Sedangkan itu, Arthur dan Ace terus berusaha untuk menyusul Goblin itu. Namun, Goblin itu berlari dengan sangat kencang sehingga Arthur dan Ace tertinggal cukup jauh di belakang.


"Akhhh!!" Arthur tiba-tiba berhenti dan memegangi perutnya.


"Ada apa?!" Ace pun ikut berhenti ketika melihat Arthur merasa kesakitan.


"Lukaku, sepertinya terbuka" ujar Arthur sembari meringis kesakitan.


Terlihat juga ada darah yang mengalir dari perutnya. Melihat hal tersebut, Ace pun berusaha untuk membantu Arthur. Ia menyandarkan tubuh Arthur ke sebuah tembok.


"Kenapa kau ikut berlari kalau tahu kau terluka?!" Bentak Ace, ia pun membuka baju milik Arthur dan melihat lukanya yang terbuka kembali.


"Hehe, maaf maaf aku lupa" jawab Arthur disertai dengan tawa recehnya.


Ace pun terlihat sedikit geram ketika melihat Arthur yang bercanda di saat dirinya terluka parah seperti ini.


"Tunggu sampai Clara di sini, biarkan dia menutup lukamu lagi" ucap Ace.

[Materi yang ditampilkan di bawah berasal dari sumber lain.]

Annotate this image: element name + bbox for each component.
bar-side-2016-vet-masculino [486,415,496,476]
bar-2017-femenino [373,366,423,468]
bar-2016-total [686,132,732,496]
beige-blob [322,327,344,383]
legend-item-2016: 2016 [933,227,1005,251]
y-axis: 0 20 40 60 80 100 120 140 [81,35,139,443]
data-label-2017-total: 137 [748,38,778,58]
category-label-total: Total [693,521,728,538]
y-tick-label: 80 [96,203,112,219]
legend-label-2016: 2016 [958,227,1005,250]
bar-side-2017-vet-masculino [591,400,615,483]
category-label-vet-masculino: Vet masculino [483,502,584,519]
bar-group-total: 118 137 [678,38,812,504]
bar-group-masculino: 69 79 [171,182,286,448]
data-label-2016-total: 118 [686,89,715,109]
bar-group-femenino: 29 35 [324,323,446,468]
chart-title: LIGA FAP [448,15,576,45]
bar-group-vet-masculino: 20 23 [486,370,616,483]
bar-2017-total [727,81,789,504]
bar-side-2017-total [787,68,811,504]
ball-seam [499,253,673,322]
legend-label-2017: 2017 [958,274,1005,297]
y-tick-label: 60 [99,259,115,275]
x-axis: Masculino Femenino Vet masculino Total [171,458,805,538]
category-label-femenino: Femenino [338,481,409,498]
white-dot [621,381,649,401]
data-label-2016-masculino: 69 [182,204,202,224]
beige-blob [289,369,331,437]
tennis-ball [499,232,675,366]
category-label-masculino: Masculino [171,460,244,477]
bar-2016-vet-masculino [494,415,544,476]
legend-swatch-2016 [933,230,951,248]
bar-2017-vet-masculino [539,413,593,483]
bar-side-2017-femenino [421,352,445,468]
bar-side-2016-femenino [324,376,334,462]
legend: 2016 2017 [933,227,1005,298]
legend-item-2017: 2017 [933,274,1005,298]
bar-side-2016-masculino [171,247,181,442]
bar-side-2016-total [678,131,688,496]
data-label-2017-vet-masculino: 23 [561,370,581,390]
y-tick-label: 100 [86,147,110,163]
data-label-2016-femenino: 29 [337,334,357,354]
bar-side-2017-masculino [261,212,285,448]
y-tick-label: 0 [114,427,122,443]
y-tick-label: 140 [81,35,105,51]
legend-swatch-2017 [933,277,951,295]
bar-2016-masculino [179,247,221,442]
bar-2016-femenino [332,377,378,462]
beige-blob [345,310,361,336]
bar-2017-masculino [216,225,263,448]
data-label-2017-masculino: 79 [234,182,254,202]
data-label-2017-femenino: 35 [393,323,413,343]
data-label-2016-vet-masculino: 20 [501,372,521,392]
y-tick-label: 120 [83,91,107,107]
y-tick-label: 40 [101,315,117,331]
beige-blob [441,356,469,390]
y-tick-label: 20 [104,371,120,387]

Arthur pun mengangguk pelan dan mereka berdua duduk bersama untuk menunggu Clara dan Fiona datang. Tak berselang lama, Clara pun datang bersama dengan Fiona di sampingnya.


"Clara, lukanya terbuka kembali, cepat obati dia" ujar Ace sembari menunjuk Arthur.


"Sudah aku bilang tapi dia tidak mau mendengar!!" Bentak Clara.


"Hehe, maaf" timpal Arthur.


Clara pun menghampiri Arthur, gadis itu menghentakkan kakinya menuju ke tempat Arthur berisitirahat.


"Medusa" Clara memanggil Angelnya untuk keluar kembali.


Setelah itu, terlihat salah satu ular di rambut Medusa yang tiba-tiba memanjang, ular itu kemudian menggigiti luka Arthur dan membuat luka tebasan itu menjadi tertutup kembali.


"Akhhh!" Arthur meringis kesatikan ketika ular itu menggigit dirinya.


"Sudah, kalau ini sampai terbuka kembali aku tidak mau mengobati mu lagi!!" Seru Clara yang membentak Arthur kembali.


"Baiklah, ayo kita keluar sekarang" ujar Ace sembari bangkit dari duduknya.